Due to rapid industrialization and environmental pollution, the contamination of water resources has occurred globally (Nemerow 1991). Waterborne diseases such as typhoid fever, dysentery, cholera, and diarrhea, etc., induced by microbial pathogens significantly affect human health and are responsible for high mortality rates worldwide (LeChevallier & Kwok-Keung 2004; Hamer et al. 2010). Clean drinking water free of pathogens is required for living organisms to sustain life. The removal of pathogens from contaminated water is an urgent need for the benefit of human health and environment. The removal process of pathogens from water is found to be difficult due to fluctuating concentration of pathogens and the type of pathogens present in the influent water. Conventional disinfectants, such as chlorine, ozone, and chlorine dioxide, can control the microbial growth, but they have short-lived reactivity and can be problematic due to formation of toxic disinfection byproducts. Therefore, it is important to develop an innovative alternative technique that can effectively improve the reliability of disinfection. Recent advancements in the field of nanotechnology can contribute noticeable development and improvement to water disinfection processes (Qu et al. 2013; Santhosh et al. 2016). One of the explored applications is the utilization of carbon nanotubes (CNTs) as antimicrobial agents for water disinfection. CNTs are extensively studied due to their stability and efficient biological properties as promising antimicrobial agents (Maleki et al. 2015; Thines et al. 2017).

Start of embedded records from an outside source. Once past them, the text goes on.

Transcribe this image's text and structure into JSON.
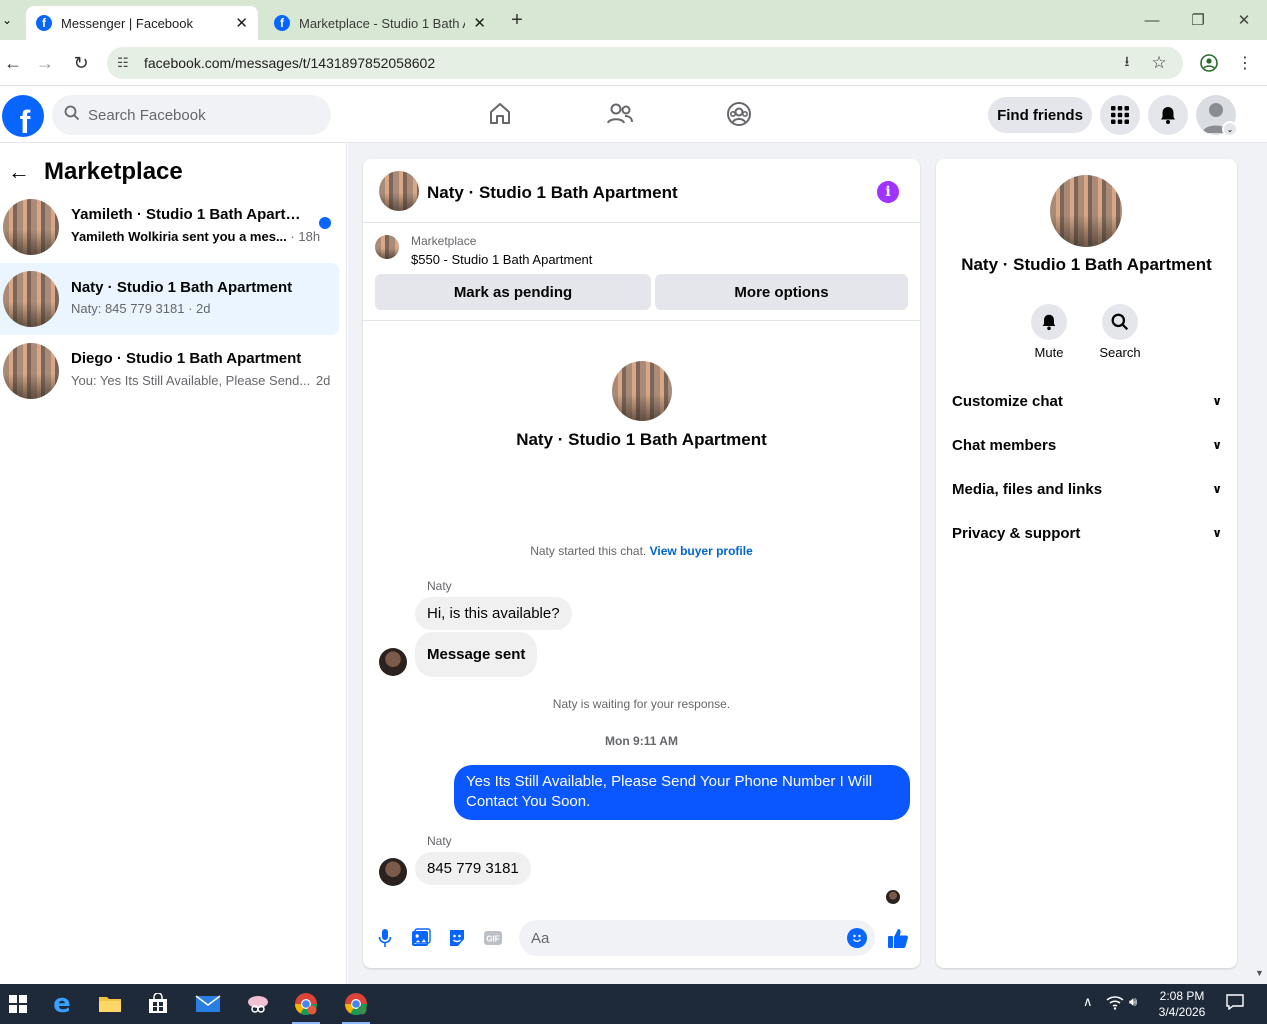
{
  "browser": {
    "tabs": [
      {
        "title": "Messenger | Facebook",
        "active": true
      },
      {
        "title": "Marketplace - Studio 1 Bath Ap",
        "active": false
      }
    ],
    "url": "facebook.com/messages/t/1431897852058602"
  },
  "header": {
    "search_placeholder": "Search Facebook",
    "find_friends": "Find friends"
  },
  "sidebar": {
    "title": "Marketplace",
    "conversations": [
      {
        "title": "Yamileth · Studio 1 Bath Apartme...",
        "preview": "Yamileth Wolkiria sent you a mes...",
        "time": "· 18h",
        "unread": true
      },
      {
        "title": "Naty · Studio 1 Bath Apartment",
        "preview": "Naty: 845 779 3181",
        "time": "· 2d",
        "unread": false,
        "selected": true
      },
      {
        "title": "Diego · Studio 1 Bath Apartment",
        "preview": "You: Yes Its Still Available, Please Send...",
        "time": "2d",
        "unread": false
      }
    ]
  },
  "chat": {
    "title": "Naty · Studio 1 Bath Apartment",
    "listing": {
      "source": "Marketplace",
      "price_title": "$550 - Studio 1 Bath Apartment",
      "btn_pending": "Mark as pending",
      "btn_more": "More options"
    },
    "intro_name": "Naty · Studio 1 Bath Apartment",
    "started_text": "Naty started this chat.",
    "buyer_link": "View buyer profile",
    "sender1": "Naty",
    "msg1": "Hi, is this available?",
    "msg2": "Message sent",
    "waiting": "Naty is waiting for your response.",
    "timestamp": "Mon 9:11 AM",
    "outgoing": "Yes Its Still Available, Please Send Your Phone Number I Will Contact You Soon.",
    "sender2": "Naty",
    "msg3": "845 779 3181",
    "composer_placeholder": "Aa"
  },
  "right_panel": {
    "name": "Naty · Studio 1 Bath Apartment",
    "mute": "Mute",
    "search": "Search",
    "sections": [
      "Customize chat",
      "Chat members",
      "Media, files and links",
      "Privacy & support"
    ]
  },
  "taskbar": {
    "time": "2:08 PM",
    "date": "3/4/2026"
  },
  "colors": {
    "fb_blue": "#0866ff",
    "outgoing_bubble": "#0a56ff",
    "info_purple": "#a033ff",
    "selected_row": "#ebf5ff"
  }
}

CNTs offer promise as antimicrobial agents against a broad spectrum of microorganisms in water. The first evidence of the antimicrobial activity of CNTs was reported for single-walled carbon nanotubes (SWNTs) and multi-walled carbon nanotubes (MWNTs) against Escherichia coli by Kang et al. (2007, 2008a, 2008b, 2009). On the basis of their observations, several emerging applications of CNTs for microbial inactivation of pathogens Micrococcus lysodeikticus, Streptococcus mutans, E. coli, Salmonella spp. have been reported (Brady-Estevez et al. 2008, 2010; Arias & Yang 2009; Akasaka & Watari 2009; Liu et al. 2009). The cytotoxicity of CNTs to bacteria in aqueous solution is a complex function of solution chemistry, transport behavior, and physiochemical properties of the nanomaterials (Kang et al. 2009). Researches have shown that CNTs of different size and diameters have significantly different effects on the antibacterial efficiency (Kang et al. 2008a; Yang et al. 2010). Some external factors such as CNTs’ dispersing ability, culture medium, bacterial species, CNTs’ dosage, reaction time, and the mode of action between bacteria and CNTs also influence the antibacterial activity (Kang et al. 2007; Arias & Yang 2009; Liu et al. 2009). In addition, functionalization of CNTs are realized to enhance the antimicrobial ability by improving the dispersing ability and stability of CNTs (Liu et al. 2007; Pasquini et al. 2012). Another potential application of CNTs for water disinfection is their use in the synthesis procedure or in situ generated for membrane formation process to remove bacteria and viruses in water system. Several studies have demonstrated that CNTs can be incorporated with polymers or nanomaterials to produce nanocomposite membranes and perform an effective inactivation of bacteria and viruses (Brady-Estévez et al. 2008, 2010).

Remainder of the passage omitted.